Paul McKnight

Personal information
- Full name: Paul McKnight
- Date of birth: 8 February 1977 (age 48)
- Place of birth: Belfast, Northern Ireland
- Position(s): Striker

Team information
- Current team: Distillery

Senior career*
- Years: Team / Apps / (Gls)
- 1996–2000: Rangers / 1 / (0)
- 2000–2002: St Mirren / 21 / (2)
- 2001: Cambridge United (loan) / 0 / (0)
- 2002–2003: Linfield / 19 / (2)
- 2003–2004: St Mirren / 3 / (0)
- 2004–2006: Glenavon / 50 / (5)
- 2006–2008: Larne
- 2008: Newry City
- 2008–: Distillery / 0 / (0)

International career
- 1998: Northern Ireland U21 / 3 / (0)

= Paul McKnight =

Northern Irish footballer

Paul McKnight (born 8 February 1977 in Belfast) is a Northern Irish professional footballer who plays for Ards.

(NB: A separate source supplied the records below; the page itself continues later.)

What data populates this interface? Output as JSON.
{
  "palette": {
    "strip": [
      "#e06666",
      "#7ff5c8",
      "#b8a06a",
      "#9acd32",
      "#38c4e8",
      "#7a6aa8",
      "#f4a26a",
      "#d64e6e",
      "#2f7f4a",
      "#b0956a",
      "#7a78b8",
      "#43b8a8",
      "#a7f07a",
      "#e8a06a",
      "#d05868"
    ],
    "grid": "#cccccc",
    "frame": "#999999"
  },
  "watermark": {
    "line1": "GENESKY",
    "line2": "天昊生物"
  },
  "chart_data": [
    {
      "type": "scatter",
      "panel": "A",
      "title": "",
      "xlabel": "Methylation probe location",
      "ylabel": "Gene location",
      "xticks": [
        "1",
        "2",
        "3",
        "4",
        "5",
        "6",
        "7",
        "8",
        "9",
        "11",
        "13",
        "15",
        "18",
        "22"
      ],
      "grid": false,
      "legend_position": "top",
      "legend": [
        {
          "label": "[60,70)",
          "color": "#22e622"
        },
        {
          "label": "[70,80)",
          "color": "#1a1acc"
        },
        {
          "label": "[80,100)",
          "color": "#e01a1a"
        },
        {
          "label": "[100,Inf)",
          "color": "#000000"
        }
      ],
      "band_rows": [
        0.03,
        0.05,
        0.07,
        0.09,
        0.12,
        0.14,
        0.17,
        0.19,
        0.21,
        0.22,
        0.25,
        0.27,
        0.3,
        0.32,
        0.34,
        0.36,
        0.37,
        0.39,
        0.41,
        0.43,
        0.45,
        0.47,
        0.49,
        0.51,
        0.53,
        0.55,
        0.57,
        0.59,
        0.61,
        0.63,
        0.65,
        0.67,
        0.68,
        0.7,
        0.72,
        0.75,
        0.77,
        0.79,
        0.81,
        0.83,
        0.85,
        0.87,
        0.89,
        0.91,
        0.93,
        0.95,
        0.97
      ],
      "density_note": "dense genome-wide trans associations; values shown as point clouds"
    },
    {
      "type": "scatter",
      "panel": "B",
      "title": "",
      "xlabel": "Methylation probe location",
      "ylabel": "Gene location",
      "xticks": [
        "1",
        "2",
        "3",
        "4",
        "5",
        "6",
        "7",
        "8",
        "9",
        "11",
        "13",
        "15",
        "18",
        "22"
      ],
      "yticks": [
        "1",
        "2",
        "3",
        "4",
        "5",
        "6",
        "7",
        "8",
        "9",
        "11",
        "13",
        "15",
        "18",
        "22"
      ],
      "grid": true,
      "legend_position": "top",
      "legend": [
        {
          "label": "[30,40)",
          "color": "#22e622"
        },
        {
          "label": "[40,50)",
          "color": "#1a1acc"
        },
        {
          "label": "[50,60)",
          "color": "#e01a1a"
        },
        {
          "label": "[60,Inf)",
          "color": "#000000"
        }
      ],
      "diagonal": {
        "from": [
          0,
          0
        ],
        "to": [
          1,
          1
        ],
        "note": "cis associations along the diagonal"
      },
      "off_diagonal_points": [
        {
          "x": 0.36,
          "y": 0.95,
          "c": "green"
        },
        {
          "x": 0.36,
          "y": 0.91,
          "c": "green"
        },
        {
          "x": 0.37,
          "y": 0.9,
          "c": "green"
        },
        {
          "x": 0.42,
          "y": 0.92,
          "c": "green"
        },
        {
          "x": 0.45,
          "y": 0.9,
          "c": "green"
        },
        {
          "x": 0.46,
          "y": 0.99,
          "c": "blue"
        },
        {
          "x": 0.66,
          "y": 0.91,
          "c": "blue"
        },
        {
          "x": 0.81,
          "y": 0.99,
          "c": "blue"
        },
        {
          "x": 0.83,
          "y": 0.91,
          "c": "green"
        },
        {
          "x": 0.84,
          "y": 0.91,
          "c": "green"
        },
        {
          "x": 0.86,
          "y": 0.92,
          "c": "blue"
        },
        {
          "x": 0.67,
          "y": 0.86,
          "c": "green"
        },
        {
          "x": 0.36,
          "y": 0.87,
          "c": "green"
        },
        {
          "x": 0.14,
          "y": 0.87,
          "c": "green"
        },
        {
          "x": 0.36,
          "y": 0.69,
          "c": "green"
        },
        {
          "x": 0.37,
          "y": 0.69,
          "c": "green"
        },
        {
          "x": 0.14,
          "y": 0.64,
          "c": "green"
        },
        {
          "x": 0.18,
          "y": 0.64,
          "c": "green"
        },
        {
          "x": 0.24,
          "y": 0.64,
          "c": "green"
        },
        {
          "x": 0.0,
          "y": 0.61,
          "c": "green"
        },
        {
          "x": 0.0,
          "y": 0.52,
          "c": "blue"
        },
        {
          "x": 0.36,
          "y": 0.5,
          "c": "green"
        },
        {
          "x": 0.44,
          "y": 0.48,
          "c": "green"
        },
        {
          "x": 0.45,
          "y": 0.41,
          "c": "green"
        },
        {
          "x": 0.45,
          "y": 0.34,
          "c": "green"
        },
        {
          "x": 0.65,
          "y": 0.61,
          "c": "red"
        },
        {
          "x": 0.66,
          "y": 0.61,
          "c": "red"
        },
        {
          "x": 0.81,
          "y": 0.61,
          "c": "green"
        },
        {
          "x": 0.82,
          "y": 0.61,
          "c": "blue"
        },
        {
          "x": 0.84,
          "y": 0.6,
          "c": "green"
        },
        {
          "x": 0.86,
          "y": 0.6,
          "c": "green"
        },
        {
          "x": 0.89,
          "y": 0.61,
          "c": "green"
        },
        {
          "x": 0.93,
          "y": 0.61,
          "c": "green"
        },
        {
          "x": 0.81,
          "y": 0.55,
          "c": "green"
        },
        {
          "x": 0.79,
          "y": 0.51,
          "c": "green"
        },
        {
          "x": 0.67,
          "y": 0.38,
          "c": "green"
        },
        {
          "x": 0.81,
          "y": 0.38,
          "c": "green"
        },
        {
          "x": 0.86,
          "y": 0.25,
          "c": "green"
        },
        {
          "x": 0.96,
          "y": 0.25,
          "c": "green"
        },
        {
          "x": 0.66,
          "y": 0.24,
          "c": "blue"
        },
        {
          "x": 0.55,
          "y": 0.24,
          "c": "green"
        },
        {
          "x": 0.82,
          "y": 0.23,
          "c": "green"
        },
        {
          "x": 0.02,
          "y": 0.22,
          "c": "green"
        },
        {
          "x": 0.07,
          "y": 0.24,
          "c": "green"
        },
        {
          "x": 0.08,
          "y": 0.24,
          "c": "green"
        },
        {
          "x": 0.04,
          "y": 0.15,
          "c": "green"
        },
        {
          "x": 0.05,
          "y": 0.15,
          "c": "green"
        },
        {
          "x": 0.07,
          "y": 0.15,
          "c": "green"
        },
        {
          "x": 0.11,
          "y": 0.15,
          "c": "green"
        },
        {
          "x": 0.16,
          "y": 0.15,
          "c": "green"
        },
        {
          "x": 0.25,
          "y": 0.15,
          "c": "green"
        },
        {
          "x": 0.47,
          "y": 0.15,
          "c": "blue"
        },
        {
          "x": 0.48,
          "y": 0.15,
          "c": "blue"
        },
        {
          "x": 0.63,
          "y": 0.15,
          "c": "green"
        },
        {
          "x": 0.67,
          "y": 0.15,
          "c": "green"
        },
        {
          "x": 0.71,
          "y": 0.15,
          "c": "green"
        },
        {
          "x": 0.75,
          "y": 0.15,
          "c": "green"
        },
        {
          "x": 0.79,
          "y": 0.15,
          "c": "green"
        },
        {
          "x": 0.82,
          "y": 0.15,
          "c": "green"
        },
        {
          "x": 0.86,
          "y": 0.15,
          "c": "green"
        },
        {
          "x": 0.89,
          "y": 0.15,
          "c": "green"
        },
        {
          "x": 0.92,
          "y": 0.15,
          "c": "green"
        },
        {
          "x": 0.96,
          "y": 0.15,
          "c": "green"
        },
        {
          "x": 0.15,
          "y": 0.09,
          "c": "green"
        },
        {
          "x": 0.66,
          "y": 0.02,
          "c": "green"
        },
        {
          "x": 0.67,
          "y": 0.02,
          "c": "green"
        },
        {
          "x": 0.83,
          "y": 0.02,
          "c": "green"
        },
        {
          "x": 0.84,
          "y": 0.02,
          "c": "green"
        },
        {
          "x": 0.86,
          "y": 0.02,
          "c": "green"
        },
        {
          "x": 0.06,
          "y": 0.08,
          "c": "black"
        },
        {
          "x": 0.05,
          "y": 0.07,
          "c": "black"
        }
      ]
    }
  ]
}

McKnight signed for Rangers in August 1993. He made his debut for the club in a league match against Partick Thistle on 13 May 1995.

McKnight signed for St Mirren in late March 2000, and made his debut against Airdrieonians. The next week he came off the bench to score a late winner against Falkirk. A fortnight later he did the same against Ayr United, his last minute stunner creating a pitch invasion at Somerset Park. He missed all but four Scottish Premier League games through injury, and the following season was injured for large chunks and was released in the summer of 2002.

He returned to Northern Ireland where he signed for Linfield. He played a fair bit of the season there, but still had injuries. In summer 2003, Saints boss John Coughlin brought him back to Paisley. He was again hindered with injuries and made three appearances before being released in late November 2003.

In August 2009 he signed for Championship 1 side Ards, playing a handful of games before slipping into junior football. He returned to Ards in August 2010 as the club's assistant manager, before signing again as a player in September 2010.